Hommage à Denise Glaser par Raoul Sangla

Denise était nature et ne le cachait pas, s’habillant à la ville  comme dans le studio, puisque que l’une à l’autre pareille. Nous en fîmes ensemble la découverte. La télévision n’est pas le cinématographe, ce territoire de métaphores, elle est celui des acteurs de la vie, le plus simplement.

C’était en 1964, Discorama avait débuté cinq ou six ans plus tôt. J’avais découvert l’émission en assistant un maître de l’école des Buttes Chaumont condescendu  à Cognacq Jay pour ordonner la mise en scène que Jean Dessailly agrémentait. Darras et Noiret lui succédèrent quelques années, puis Denise descendit sur le plateau, comme ferait un anonyme célèbre, c’est à dire identifiable, mais toujours étonnante comme ne peut l’être qu’une inconnue qui parlerait par conviction et , quand elle ne saurait pas, elle demanderait, comme on recommande dans les famille populaires. Cette pratique lui a donné l’occasion, plus d’attrait qu’à tels de ses interlocuteurs, des chanteurs dont beaucoup ne croyaient avoir à dire plus que n’en tenait un microsillon, ce qui n’est pas rien au demeurent. Denise les révélait pour ce qu’ils étaient aussi : des citoyens, comme chacun et comme elle, porteurs de croyances communes et d’effrois traversés d’éclats surprenants.

La télévision était ce lieu de vie où la société bat la mesure. Elle parlait en regardant son hôte, déférence dont la pratique se perd dans les studios (voir l’impudence rouée des voyeurs d’icônes). Je filmais la rencontre en renonçant à toute distinction convenue de mise en scène. Le studio 4 devient le territoire de nos rencontres fastes du mercredi. Je le montrais à cru, tout hérissé d’échelles, de projecteurs sur pied, de caméras, d’outils pour ainsi dire que l’on cachait partout ailleurs. Le plateau redevenait ce lieu que le travail ordonne. Nous inventions les pièges de lumière (André Diot) et du cadrage (cohorte de mes cadreurs fervents et familiers dont les noms circulaient pour l’embauche à venir sur les plateaux voisins). Qui écoutait nous importait autant que le parleur. Les silences vivaient, dedans l’échange. Je ne savais jamais ce que dirait Denise et ce que l’instant révélerait. Elle ignorait de même le tableau de nos chasses avant la projection. Nous allions l’un vers l’autre, à notre pas, vers l’estuaire dominical où se jetaient nos signes. Nous les savions mêlés aux bruits de ces repas que partageaient, à l’heure, les familles du temps... Les artistes de music hall redevenaient des gens comme nous (ils y avaient quelque mérite). La socialité, vous dis je. Si, si, c’est l’affaire de la télévision (le spectacle c’est en plus) les sociétés de programmes ne partagèrent pas ce point de vue. Elles ont rejeté Denise dès leur création en 1975. Elle est devenue chômeuse. Anonyme, j’y reviens. Nous sommes quelques uns à avoir cru comme elle à la télévision de service public, grand famille. Les parâtres n’ont pas tardé.
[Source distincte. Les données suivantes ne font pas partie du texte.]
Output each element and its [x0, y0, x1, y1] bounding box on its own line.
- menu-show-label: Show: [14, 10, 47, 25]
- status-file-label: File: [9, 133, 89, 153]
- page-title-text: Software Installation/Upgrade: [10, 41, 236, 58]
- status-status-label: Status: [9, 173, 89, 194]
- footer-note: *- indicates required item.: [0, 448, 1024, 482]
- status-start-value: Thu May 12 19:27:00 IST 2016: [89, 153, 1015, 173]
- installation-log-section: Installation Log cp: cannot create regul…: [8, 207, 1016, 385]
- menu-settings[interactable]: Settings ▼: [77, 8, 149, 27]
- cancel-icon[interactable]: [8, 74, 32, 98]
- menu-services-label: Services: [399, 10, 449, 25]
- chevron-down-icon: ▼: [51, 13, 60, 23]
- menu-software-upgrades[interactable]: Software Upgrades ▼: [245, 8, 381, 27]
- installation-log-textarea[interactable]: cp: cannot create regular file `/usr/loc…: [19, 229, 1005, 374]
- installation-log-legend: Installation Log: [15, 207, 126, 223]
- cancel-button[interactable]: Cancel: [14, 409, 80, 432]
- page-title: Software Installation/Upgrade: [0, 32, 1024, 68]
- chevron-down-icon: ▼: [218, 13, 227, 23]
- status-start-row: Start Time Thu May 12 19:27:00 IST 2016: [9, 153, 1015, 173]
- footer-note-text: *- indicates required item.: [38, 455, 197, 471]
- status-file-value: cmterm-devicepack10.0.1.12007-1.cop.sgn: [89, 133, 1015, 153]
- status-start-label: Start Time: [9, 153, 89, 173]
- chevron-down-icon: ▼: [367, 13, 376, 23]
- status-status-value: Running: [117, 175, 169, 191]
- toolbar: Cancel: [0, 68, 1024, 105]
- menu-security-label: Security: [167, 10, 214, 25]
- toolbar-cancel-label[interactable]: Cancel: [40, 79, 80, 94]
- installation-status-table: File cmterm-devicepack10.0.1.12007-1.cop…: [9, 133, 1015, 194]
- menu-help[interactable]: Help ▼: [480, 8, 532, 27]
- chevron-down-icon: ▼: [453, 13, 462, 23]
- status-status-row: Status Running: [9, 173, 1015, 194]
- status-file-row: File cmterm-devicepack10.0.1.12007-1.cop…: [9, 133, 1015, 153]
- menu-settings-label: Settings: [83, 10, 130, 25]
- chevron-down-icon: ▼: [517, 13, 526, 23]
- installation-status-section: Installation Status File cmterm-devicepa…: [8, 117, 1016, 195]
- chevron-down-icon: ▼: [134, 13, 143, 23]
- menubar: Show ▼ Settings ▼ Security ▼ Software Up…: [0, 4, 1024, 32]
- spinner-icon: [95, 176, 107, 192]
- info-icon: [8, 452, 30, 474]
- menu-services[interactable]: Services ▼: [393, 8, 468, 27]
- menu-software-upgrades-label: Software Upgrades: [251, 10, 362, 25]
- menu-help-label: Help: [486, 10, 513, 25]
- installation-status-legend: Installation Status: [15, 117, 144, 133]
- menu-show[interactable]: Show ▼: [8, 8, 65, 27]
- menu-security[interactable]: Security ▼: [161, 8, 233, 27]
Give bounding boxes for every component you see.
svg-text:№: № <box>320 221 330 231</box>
Il y a quelques mois j’embrassais Denise pour la dernière fois. Elle m’avait appelé pour reprendre la route (une certaine promesse d’émission). Elle était comme toujours nature, sans illusion ni d’amertume ou nostalgie au terme de cet exil professionnel que nous espérions réel. L’exil ne cessa pas. Elle confiait à un ami ces derniers temps la visite qu’elle avait rendue au Président de la république.

- « As tu au moins parlé de ta situation ? »

- « Non. Il a bien assez de soucis comme ça. »

Denise était nature et ne le cachait pas.